I'm not telling you to leave or stay. I will tell you that I imagine she dead treated exactly the same way growing up as she is treating you now. That does not excuse her behavior.
She may or may not be self-aware as to what she's doing. If she is and if she is having moments of clarity then she probably hates herself for it and then she starts to wonder why you'd be with her if she is so bad and anyway it's a never ending cycle.
Although, it could have an end but she needs therapy and a lot of it. She needs to understand where/how she ended up this way and only then can she start to work on it.
Whether you stay or not, you need to be honest with her and tell her it hurts you and that it's unacceptable. If you plan on leaving it will take time and planning to do.

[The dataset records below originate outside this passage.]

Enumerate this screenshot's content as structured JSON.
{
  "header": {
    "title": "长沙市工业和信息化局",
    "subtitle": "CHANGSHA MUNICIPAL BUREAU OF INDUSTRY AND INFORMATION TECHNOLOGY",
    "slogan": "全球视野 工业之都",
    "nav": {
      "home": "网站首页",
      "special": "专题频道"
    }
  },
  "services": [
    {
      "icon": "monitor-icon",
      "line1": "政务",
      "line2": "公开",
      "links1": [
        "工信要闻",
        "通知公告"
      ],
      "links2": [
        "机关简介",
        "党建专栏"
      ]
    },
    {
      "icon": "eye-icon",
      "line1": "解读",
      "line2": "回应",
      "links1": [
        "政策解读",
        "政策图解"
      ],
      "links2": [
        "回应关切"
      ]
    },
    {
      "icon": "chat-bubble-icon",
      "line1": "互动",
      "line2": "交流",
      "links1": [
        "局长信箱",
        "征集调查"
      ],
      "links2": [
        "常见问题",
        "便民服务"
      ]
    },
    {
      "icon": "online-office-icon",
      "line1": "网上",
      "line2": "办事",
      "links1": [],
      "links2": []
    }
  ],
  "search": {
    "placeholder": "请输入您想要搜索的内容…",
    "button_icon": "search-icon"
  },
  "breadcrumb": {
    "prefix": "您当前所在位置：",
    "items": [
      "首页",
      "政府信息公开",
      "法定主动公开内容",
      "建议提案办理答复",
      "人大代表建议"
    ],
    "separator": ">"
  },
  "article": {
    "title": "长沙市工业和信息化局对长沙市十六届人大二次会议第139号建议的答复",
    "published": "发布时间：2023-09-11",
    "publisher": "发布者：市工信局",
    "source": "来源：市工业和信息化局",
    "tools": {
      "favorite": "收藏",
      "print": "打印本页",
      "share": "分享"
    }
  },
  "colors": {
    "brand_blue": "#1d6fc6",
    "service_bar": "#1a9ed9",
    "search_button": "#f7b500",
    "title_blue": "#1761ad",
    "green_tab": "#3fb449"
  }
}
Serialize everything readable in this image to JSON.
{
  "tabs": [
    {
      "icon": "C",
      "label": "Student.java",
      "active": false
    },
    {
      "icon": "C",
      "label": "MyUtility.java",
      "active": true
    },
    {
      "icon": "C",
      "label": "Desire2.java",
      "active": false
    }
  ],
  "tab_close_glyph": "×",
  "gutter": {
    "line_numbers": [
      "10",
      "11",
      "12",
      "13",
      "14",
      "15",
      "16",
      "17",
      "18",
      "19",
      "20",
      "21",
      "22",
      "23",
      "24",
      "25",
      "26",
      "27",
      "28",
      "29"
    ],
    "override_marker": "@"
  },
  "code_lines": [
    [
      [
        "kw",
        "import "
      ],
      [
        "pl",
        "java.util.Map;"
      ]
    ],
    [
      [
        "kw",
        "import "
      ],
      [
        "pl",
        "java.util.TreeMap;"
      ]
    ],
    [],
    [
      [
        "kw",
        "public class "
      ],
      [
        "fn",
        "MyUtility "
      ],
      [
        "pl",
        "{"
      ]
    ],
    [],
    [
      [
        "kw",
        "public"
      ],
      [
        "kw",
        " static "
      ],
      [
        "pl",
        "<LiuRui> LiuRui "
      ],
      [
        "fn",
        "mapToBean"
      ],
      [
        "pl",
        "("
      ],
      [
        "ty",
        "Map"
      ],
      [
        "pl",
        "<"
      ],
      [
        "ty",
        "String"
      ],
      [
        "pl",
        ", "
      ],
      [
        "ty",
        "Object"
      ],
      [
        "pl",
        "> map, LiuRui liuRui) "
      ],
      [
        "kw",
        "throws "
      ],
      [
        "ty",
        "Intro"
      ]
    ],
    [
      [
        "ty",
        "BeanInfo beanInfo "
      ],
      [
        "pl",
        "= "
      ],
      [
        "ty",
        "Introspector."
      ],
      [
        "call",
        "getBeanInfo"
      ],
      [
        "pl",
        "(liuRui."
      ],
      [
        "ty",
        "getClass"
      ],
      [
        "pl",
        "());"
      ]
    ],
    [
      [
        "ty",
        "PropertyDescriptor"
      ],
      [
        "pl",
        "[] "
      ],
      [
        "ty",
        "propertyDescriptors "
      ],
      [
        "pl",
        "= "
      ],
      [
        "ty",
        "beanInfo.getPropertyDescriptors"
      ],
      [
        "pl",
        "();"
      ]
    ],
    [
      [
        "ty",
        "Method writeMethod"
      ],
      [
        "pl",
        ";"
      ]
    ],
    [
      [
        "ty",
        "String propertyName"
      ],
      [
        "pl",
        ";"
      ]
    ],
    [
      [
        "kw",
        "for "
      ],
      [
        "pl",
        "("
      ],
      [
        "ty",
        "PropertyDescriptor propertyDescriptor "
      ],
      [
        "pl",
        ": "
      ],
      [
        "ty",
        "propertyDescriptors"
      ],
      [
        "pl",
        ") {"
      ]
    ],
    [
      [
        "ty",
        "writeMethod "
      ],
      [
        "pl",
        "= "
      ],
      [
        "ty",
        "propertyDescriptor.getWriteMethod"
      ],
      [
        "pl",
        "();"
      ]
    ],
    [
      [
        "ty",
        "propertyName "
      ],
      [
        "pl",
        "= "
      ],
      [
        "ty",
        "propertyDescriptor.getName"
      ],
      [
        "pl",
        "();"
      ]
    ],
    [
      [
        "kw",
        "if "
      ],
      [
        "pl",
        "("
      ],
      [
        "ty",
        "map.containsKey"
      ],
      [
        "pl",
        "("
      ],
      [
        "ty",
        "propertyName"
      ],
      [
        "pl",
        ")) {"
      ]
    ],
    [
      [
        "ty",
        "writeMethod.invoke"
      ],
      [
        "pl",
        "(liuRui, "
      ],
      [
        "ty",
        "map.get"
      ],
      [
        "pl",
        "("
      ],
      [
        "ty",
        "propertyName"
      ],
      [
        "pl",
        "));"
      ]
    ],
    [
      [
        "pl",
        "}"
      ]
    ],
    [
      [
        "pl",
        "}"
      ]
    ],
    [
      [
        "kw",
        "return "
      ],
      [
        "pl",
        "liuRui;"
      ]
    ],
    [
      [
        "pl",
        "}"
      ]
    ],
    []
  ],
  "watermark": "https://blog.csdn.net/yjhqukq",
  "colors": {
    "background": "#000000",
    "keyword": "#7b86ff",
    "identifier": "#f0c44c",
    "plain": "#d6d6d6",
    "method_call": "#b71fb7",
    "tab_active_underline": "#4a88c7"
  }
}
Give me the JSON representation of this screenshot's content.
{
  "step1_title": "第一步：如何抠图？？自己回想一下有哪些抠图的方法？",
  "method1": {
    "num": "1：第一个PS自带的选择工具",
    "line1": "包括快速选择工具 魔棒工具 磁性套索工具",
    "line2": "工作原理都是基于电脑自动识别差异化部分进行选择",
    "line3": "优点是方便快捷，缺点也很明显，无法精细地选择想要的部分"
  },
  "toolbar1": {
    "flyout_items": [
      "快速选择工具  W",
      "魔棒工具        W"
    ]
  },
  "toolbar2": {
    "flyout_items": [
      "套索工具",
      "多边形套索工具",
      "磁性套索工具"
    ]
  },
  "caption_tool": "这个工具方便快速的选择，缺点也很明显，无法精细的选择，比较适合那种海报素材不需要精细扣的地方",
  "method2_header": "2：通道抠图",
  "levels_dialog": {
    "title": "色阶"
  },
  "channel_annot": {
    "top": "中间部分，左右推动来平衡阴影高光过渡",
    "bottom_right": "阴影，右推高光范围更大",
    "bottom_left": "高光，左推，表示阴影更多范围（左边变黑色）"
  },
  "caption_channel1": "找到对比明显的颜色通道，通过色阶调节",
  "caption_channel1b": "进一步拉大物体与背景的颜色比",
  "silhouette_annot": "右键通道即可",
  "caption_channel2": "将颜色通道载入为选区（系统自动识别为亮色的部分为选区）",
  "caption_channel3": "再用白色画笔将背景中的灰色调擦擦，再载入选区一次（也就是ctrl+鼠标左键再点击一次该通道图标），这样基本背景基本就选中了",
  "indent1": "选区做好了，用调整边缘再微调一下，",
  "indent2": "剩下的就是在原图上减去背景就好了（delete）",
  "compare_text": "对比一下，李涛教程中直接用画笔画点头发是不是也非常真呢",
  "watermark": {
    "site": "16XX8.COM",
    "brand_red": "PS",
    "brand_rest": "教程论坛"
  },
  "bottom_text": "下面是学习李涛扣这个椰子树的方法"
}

I also suggest you read Boundaries in Dating it does have a bit of a religious bent in it here and there but this series is really the best one out there when it comes to boundaries and you need to establish some. You may think just leaving will solve it but I'm telling you that you will still have some wounds and may have a propensity to put up with abusive behavior too long so it's better to study up on boundaries. Best of luck to you.
This book covers this topic if memory serves me right. It will go over how you'll be an established Christian, but they won't be. They might later have different views on the bible than you, etc. Really you would have to step back and let them grow in their faith, establish themselves, etc. To be honest, it sounds like a pain. I wouldn't do it.
> I tried reading Boundaries, but tbh didn’t like it at all.
Boundaries in Dating? What was wrong with it?